Adam Winkler, a professor of constitutional law at the UCLA School of Law, says the recent immigration loss won't stop the President from taking further executive action. "The ruling may still be overturned, and many other executive actions he's taken have endured." Winkler points out that the president has exerted the power on other hot button topics such as gun control and LGBT rights. "The immigration ruling did not say that the president had no power to take executive action, only that this action went too far."
 
Hudak says that the area of immigration has some risks that other areas do not. "If undocumented individuals feel like they can come out of the shadow because of executive action, if that executive action is thrown out, it puts them in a vulnerable position.' he said.
 
Hudak points out that President Obama has issued fewer executive orders — a subset of executive actions — than his predecessors.
 
Carrie Severino of the conservative Judicial Crisis Network says the problem with the president is not with the number of actions he has taken. "No one says using executive actions or orders is per se a problem, there is a legitimate role for the executive.
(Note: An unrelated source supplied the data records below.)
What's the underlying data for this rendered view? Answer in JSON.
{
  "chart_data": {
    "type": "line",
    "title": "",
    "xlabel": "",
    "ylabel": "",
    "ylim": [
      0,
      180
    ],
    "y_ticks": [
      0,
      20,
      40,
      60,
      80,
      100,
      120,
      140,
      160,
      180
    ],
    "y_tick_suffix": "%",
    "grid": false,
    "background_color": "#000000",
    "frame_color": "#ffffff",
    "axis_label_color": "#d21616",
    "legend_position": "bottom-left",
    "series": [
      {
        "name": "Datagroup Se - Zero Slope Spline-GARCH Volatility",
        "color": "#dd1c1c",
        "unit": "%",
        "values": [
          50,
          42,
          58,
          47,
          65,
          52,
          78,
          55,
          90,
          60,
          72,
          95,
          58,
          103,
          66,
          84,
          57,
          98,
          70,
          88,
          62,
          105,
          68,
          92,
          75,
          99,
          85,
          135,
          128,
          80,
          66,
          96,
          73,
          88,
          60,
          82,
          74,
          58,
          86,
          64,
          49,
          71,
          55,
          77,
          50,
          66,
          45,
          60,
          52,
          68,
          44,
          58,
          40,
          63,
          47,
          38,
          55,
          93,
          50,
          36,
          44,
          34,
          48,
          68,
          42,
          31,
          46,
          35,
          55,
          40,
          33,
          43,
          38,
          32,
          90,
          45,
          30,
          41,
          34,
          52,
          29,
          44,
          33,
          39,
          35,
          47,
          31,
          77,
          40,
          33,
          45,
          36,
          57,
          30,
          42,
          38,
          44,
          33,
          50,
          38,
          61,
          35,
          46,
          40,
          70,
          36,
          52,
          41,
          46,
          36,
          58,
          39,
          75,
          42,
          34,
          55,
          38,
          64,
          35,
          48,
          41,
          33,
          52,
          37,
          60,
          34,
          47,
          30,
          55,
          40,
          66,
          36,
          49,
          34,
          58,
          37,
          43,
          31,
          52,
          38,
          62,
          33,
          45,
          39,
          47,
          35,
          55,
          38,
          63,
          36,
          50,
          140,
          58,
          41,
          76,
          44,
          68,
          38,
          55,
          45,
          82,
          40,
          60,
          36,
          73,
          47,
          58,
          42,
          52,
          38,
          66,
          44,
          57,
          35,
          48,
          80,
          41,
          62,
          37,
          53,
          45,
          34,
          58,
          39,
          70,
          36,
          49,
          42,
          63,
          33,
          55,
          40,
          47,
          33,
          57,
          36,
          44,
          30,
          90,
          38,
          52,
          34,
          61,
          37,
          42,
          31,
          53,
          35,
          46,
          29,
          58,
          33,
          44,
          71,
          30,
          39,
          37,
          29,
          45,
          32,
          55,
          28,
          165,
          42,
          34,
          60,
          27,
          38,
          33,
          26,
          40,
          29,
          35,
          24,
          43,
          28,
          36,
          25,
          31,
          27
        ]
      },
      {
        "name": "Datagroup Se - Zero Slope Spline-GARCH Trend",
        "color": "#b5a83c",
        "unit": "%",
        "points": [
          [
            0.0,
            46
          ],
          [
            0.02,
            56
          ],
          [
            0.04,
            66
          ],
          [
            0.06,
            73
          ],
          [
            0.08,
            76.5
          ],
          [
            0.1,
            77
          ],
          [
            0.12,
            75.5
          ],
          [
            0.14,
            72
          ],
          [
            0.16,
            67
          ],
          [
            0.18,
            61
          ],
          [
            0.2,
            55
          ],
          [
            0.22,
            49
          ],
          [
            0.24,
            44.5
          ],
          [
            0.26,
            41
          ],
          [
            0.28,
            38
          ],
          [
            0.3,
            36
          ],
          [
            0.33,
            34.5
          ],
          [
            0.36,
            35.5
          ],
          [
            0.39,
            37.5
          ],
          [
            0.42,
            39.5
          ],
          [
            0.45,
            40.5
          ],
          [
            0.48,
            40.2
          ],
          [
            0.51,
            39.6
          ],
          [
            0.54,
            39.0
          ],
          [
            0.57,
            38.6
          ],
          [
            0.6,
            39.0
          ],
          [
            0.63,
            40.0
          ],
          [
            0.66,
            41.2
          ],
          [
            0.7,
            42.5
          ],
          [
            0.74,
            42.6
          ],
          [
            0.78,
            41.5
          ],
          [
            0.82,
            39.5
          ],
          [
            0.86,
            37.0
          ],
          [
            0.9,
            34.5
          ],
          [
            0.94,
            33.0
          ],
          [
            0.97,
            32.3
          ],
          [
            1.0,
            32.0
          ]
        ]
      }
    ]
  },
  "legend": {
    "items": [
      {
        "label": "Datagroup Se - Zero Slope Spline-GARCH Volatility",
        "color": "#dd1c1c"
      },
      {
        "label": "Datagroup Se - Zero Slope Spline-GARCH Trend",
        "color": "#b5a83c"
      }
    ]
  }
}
He has the authority to take executive actions in general, but he does not have the authority to re-write the law," she said.
 
Severino says the immigration case is another example of a President "who seems to think he is above the law" and she fears he will continue to attempt to circumvent Congress "because the next executive action will be on a different issue, it will be a different law that he'll try to re-write and the Courts will have to start all over."
 
At his appearance, Eggleston emphasized that the administration has internal checks about the breadth of the president's power. "We asked the Office of Legal Counsel [a division of the Department of Justice that provides legal advice to the President and all the Executive Branch agencies] for an opinion on the issue," he said referring to immigration.
 
"They gave us," he said, "an opinion as to certain aspects that were under consideration that we could do and as to certain aspects that were under consideration that we couldn't do."
 
"We did the ones that OLC said we could do," he said.